Lee has been meeting with members of Congress and congressional staff — he declines to say who — and also wrote a series of opinion pieces in Capitol Hill newspapers such as Politico and Roll Call.
There is little disagreement about the need for investment in the nation's infrastructure. A report this year by the Washington-based Urban Land Institute found that U.S. efforts to maintain highways, bridges and water lines is falling behind other nations. To catch up, the group suggested the country invest $2 trillion.
Nor is there significant controversy surrounding the idea that money spent on public works projects creates jobs — though estimates vary widely on how many.

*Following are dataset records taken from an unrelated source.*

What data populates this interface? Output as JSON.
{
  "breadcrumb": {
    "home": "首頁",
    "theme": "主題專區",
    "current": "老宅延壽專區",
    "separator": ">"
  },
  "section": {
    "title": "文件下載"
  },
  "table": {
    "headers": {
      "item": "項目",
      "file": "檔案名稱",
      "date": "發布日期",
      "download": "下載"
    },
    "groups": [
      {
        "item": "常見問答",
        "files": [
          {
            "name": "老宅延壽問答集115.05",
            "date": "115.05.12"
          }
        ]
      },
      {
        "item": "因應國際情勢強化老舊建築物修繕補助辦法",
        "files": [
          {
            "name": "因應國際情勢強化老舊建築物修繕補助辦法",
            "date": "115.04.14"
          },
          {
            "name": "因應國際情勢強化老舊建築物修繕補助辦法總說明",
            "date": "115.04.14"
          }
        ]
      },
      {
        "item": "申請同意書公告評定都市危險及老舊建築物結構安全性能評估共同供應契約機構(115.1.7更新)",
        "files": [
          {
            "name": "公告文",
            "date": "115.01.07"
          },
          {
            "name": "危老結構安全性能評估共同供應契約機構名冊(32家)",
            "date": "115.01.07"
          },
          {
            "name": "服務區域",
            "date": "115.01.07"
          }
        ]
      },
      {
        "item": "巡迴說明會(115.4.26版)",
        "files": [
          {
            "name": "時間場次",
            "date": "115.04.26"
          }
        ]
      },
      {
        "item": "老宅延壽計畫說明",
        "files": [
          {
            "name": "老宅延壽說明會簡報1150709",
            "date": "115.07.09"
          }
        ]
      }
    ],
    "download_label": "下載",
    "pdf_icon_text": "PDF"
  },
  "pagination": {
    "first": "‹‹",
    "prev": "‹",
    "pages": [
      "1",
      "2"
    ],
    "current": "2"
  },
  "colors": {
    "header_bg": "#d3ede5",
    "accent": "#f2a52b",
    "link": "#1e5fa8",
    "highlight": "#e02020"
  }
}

But finding the money to pay for the investment, particularly at a time when Washington is focused on reducing the nation's deficit, is difficult. Many are skeptical of such investments after the 2009 economic stimulus pushed by Obama and passed by Congress failed to significantly reduce the unemployment rate.
"There is a lot of work going on to try and find every possible revenue source at the federal level to just afford the basic highway and transit programs," said Janet F. Kavinoky, executive director of transportation infrastructure for the Chamber of Commerce. Infrastructure, she said, "is in competition with everything else in the federal budget for dollars."